ERTAN HATİPOĞLU
FİFA’nın reşit olmayan yabancı futbolcu transfer şartlarını bir müddet önce yayınlamış, sıkıca takip etmekteydi. Barcelona örneğine bakıldığında, cezai durumunun gerektirenleri daha net anlaşılıyor.
Eğer futbolcunun ebeveynleri İspanya’ya oğluların futbol kariyeri dışında bir nedenle gelmiş olsalar, Barca çok rahat imzalayabilirdi.
Eğer futbolcu başka bir Avrupa ülkesinden gelir ve 16 yaşından küçük ise, Barca yine problemsiz imzayabilirdi.
Eğer futbolcu gelişine kadar İspanya sınırların en-fazla 50 km. uzakta otursaydı, Barca yine çok rahat imzayı attırabilirdi.
Yukarıdaki 3 şartın dışında olaylar ceyran etmiş ise, FİFA kuralları ihlal edilmiş sayılır. İşin bir başka boyutu ise, 2009 yılından bu yana, Barcelona kulübünün toplam 10 vakası mevcuttur. Daha şubat ayında genç takımında 6 futbolcuya resmi maçlarda oynama yasağı gelmişti. Üçü G.Koreli, birer Fransız, Hollanda’lı ve Kamerun’luya yasak koyulmuştu.
Barcelona cephesinden serinkanlı açıklamalar gelmekte, daha 90 gün bu transferleri nasıl yaptıklarını izah etme vakitleri var olduğunu öne sürmekteler.

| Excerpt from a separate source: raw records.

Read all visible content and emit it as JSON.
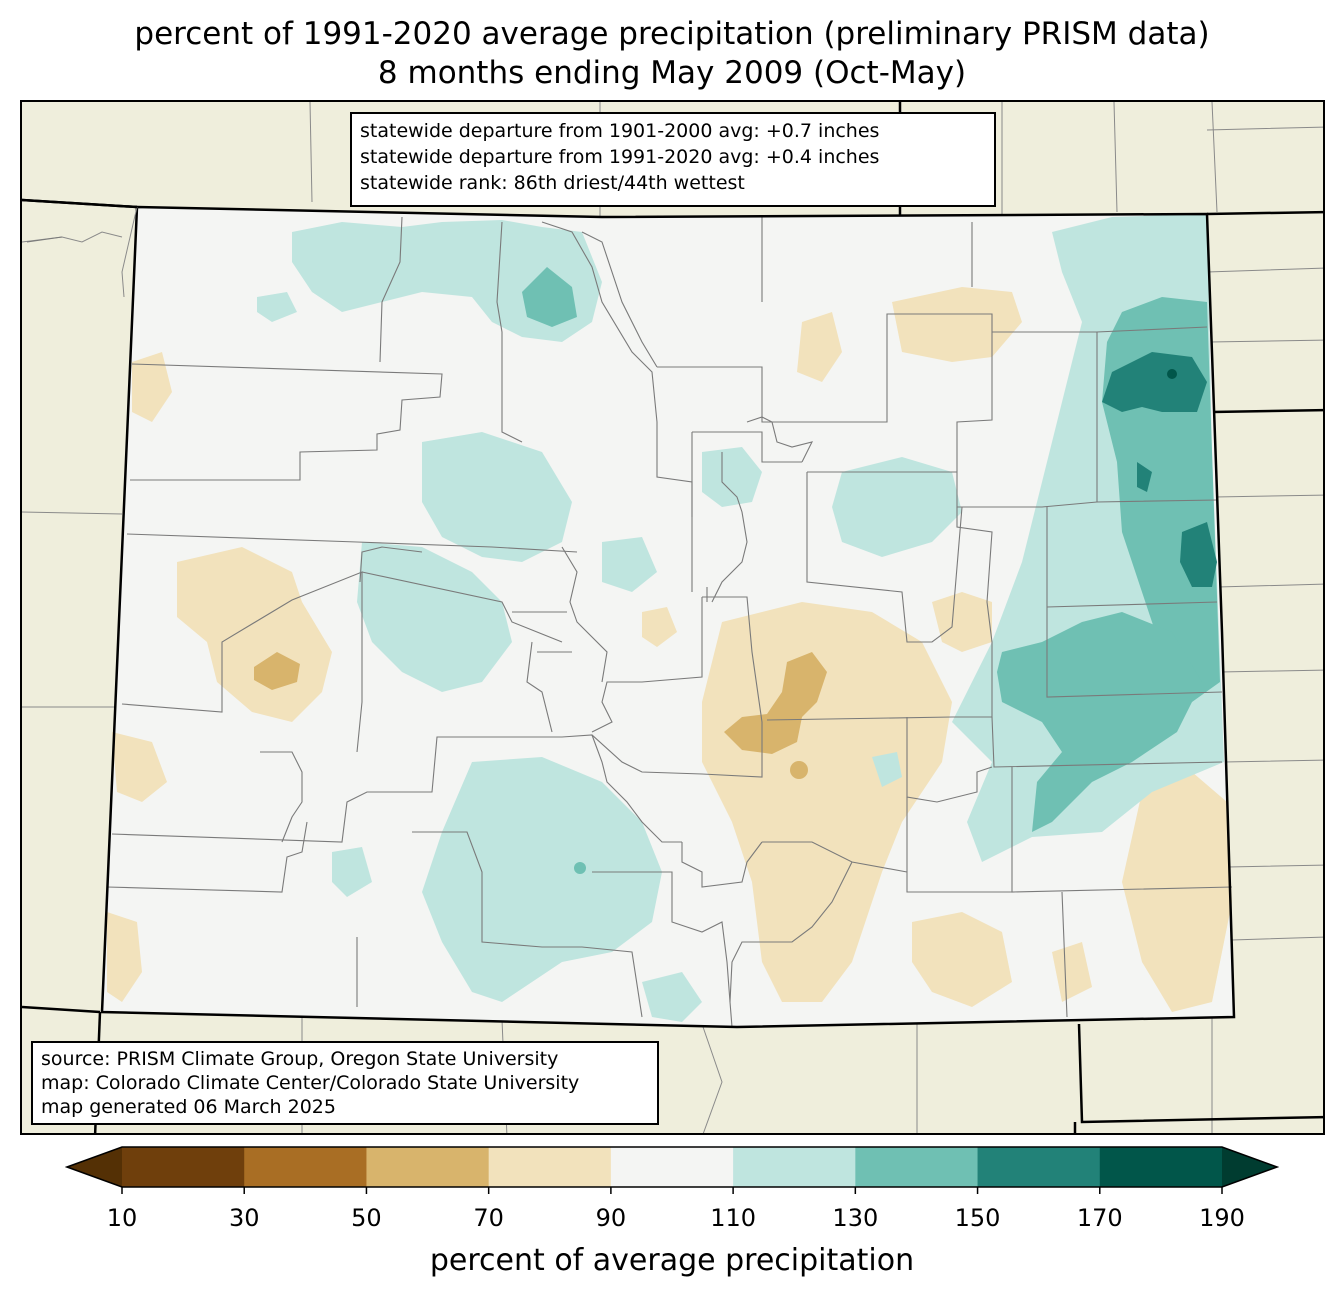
{
  "title": {
    "line1": "percent of 1991-2020 average precipitation (preliminary PRISM data)",
    "line2": "8 months ending May 2009 (Oct-May)"
  },
  "stats": {
    "line1": "statewide departure from 1901-2000 avg: +0.7 inches",
    "line2": "statewide departure from 1991-2020 avg: +0.4 inches",
    "line3": "statewide rank: 86th driest/44th wettest"
  },
  "source": {
    "line1": "source: PRISM Climate Group, Oregon State University",
    "line2": "map: Colorado Climate Center/Colorado State University",
    "line3": "map generated 06 March 2025"
  },
  "colorbar": {
    "label": "percent of average precipitation",
    "ticks": [
      "10",
      "30",
      "50",
      "70",
      "90",
      "110",
      "130",
      "150",
      "170",
      "190"
    ],
    "under_color": "#543005",
    "over_color": "#003c30",
    "colors": [
      "#6f3f0c",
      "#a96e24",
      "#d8b46c",
      "#f2e2bc",
      "#f4f5f3",
      "#bfe5df",
      "#6fc0b3",
      "#228278",
      "#01564a"
    ]
  },
  "map_colors": {
    "background": "#efeedc",
    "state_fill": "#f4f5f3",
    "county_line": "#7a7a7a",
    "state_line": "#000000"
  }
}
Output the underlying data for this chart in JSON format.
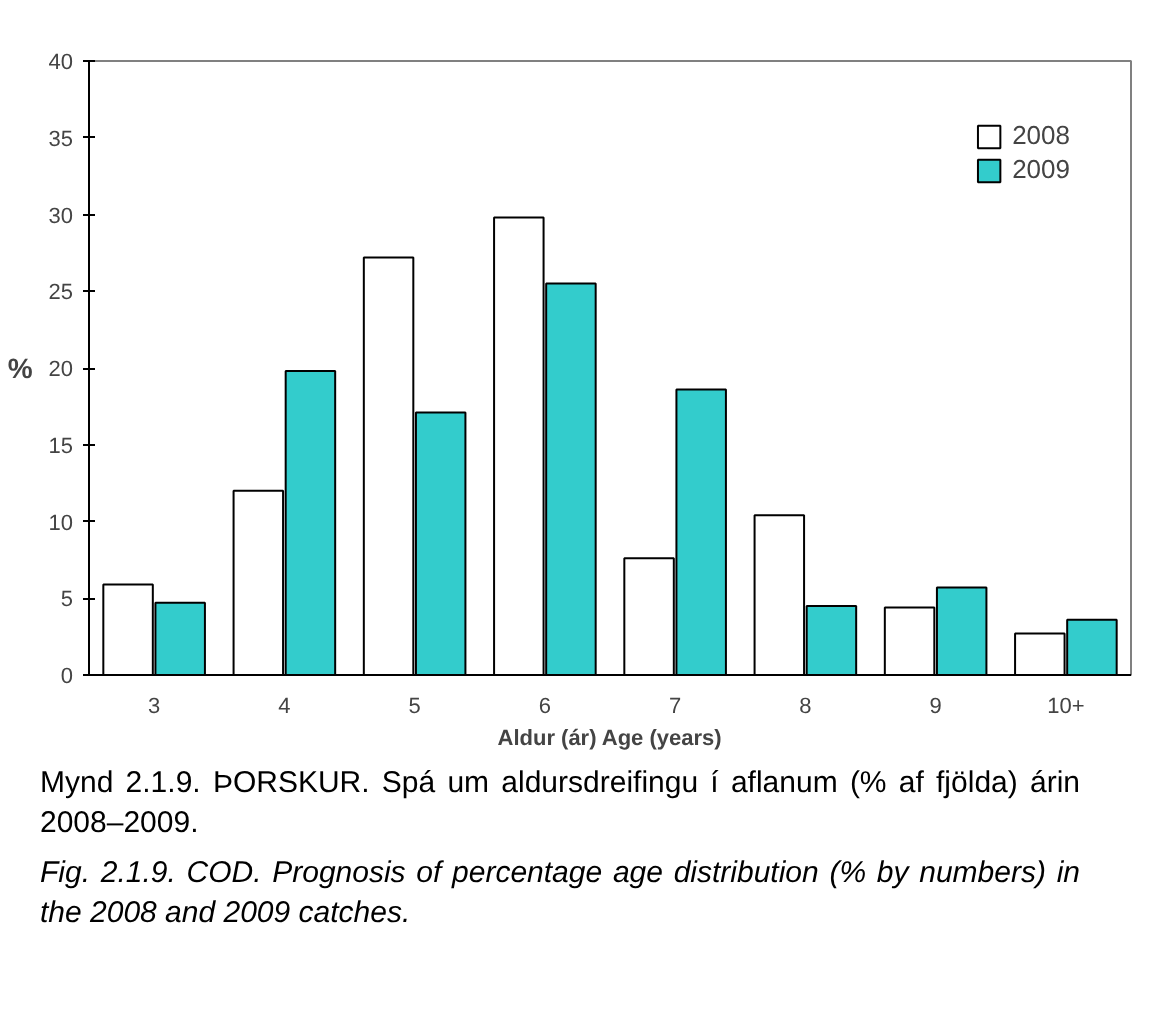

Polemiklerde hatta, ‘’ben suçsuzum, o kendisi geldi!’’ klişesi yüksek sesle konuşulmaktadır. İşin başka bir boyutu ise, bu ihbarı kim veya kimler yaptı, FİFA Ceza Kurulul'unu harekete kim geçirdi?
Barca çevrelerine göre- G.Kore futbol federasyonu! Üç koreli kabiliyet bu savaşın nedeniydi…
Görülen o ki, dava CAS-a taşınacak. Barca kulübün kozu ise, Chelsea kulübün 2009 yine FİFA tarafından cezalandırılmış, ingilizler CAS-a başvurup, problemi çözmüş, transfer yasağını kaldırmışlardı…Kuşkusuz burada Chelsea davası örnek teşkil gösterilecektir. Sadece bir ayrıntı daha var; Chelsea o zaman sadece bir uygun olmayan transferi, yani sadece bir günahı vardı! Ayrıca iki kulüp anlaştı ve mağdur olan şikayetinden vazgeçmişti…
Bakalım CAS nezaretinde günah sayısının önemi var mı!